Scent bottle with inscription "Resynthesizers 0.4: Vanilla Oceanics by Mark von Ende and Philip Kraft."

Resynthesizers 0.4: Vanilla Oceanics, a fragrance designed by Marc von Ende and Philip Kraft for Florian Hecker’s Resynthesizers.

(Studio by Fredrik Nielsen)

The accompanying smell and sound are streams of text that materialize on e-ink displays, which are presented as a minimalist sculpture leaning against the walls. The text is a libretto by the British philosopher Robin McKay, which brings together – one might say synthesizes – texts about the chemistry of scent, synthetic sound, architecture of the house, and even the libretto itself. This also applies to elements of some of Hecker’s earlier works.

Sample excerpt:

Resynthesizers are like a Russian nesting doll of thought experiments – synthesis of syntheses – due in part to the dense advertising brochure printed in tiny sans serif type.

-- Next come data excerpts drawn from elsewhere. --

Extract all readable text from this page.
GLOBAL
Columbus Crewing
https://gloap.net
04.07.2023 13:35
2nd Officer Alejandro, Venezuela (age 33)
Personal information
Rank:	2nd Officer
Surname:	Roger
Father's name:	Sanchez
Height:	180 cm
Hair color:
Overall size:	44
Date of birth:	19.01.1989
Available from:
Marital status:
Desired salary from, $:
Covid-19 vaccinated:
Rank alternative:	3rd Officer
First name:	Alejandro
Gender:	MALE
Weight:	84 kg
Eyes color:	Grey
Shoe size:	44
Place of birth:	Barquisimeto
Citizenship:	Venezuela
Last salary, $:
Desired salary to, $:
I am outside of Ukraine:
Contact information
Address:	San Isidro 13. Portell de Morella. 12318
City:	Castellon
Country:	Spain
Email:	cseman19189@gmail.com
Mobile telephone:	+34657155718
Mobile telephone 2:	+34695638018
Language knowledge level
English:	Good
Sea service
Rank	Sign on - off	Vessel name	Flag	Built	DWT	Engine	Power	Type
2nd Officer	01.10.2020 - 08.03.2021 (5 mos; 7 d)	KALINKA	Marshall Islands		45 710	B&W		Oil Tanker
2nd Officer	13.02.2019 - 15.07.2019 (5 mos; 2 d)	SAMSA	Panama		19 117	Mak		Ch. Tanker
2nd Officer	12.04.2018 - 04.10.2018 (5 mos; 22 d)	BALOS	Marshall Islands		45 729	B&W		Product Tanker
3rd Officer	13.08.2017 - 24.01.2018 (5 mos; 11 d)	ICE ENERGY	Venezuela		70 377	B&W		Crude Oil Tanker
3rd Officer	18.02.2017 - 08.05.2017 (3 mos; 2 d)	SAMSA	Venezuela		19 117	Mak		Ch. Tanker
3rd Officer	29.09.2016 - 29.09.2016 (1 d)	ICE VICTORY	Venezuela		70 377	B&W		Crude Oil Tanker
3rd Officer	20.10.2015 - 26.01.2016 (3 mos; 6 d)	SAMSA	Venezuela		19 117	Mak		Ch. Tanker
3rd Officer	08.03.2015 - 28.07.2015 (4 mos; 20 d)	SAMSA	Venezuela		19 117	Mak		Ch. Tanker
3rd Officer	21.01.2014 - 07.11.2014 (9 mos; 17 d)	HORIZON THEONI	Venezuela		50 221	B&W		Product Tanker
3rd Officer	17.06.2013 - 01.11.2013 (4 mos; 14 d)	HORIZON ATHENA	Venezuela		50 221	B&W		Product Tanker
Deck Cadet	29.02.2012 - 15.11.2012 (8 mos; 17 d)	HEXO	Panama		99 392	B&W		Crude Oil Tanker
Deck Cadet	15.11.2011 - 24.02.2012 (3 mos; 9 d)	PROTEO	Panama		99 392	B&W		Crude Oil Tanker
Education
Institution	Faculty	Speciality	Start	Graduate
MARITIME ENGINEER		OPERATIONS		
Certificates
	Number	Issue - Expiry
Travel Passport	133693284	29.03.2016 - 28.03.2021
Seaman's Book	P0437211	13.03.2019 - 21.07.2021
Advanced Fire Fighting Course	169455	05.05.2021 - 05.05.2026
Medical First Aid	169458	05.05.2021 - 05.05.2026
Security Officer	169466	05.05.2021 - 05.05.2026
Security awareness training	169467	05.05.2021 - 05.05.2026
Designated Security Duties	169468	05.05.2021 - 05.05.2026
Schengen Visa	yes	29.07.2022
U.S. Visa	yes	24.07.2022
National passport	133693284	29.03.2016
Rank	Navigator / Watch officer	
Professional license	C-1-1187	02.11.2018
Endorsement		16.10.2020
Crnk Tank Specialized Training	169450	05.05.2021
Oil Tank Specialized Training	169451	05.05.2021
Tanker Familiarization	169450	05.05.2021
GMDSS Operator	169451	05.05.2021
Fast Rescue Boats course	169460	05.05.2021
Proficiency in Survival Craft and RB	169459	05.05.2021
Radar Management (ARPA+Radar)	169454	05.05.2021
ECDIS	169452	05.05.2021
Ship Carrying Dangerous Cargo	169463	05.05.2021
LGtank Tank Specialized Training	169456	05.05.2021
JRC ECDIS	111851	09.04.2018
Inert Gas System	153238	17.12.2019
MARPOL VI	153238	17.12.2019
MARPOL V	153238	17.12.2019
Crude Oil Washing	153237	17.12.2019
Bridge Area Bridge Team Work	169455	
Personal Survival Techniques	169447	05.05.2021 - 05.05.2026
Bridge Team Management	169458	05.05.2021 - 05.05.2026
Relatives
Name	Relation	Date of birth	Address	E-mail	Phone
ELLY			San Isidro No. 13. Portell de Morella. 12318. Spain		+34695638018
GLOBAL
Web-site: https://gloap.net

The piece is also quite cacophonic.

Around the stairwell, where rooms intersect, scents coalesce to form a strange mixture – a smell one would imagine if Yankee Candle Co., a supplier of sickeningly sweet scented candles, suddenly began making hospital cleaning products. Sometimes it all comes together in a scent reminiscent of industrial plastic; other times it’s a vanilla potpourri nightmare. But linger in individual rooms, and some of the individual scents will become more prominent.

I especially liked the Calone, diffused in the bedrooms, mingling with the breeze entering the house. Was that Kalon? Or was it a real breeze? The exact boundaries of any odor cannot be determined. But when combined with Schindler’s architecture, the scent seemed pure and soothing. That was familiar, too. This is likely due to the fact that Calone is used as an ingredient in a wide variety of colognes and perfumes, including Ralph Lauren, Calvin Klein and Christian Dior fragrances.

The diffuser sits in the middle of an empty room with wooden floors and large windows overlooking the plants and trees.

The nebulizer introduces scent to the Fitzpatrick-Leland home of Rudolf Schindler in Florian Hecker’s Resynthesizers.

(Studio by Fredrik Nielsen)

I had a similar experience with sound elements that sounded just like noise over long stretches. At times, however, I thought I could make out recognizable contours throughout the entire computer rack: the sounds of water splashing, a broken music box, the static of an antique TV on the days when channels switched to grainy fluff after midnight.

At least that’s what I am heard. The essence of smell and hearing is that our mind seeks patterns and fills in the rest. The sound of a broken music box to my ears could have been the rumble of a piano for someone.

Consequently, Hecker’s art takes place not so much in the rooms of the house as in the synapses, where we try to process the world around us. As I exited the installation, Mackay’s text display flashed on the screen at my feet:


This is an astute observation. Piece is an everything is internal: within you and within yourself.

Each visitor to the Resynthesizers receives home a pack of incense sticks based on the scents Hecker used in the installation. Separately, they smell of sweet vanilla, clear breeze and pungent antiseptics – and when I put them all together, they transport me into my foggy afternoon at the Fitzpatrick-Leland House. And this is a place that is always worth a visit.

Florian Hecker: “Resynthesizers”

Where: Fitzpatrick-Leland House, 8078 Woodrow Wilson Drive, Los Angeles
When: Until Mar 13, 2022
Tolerance: Admission is free, but advance booking is required.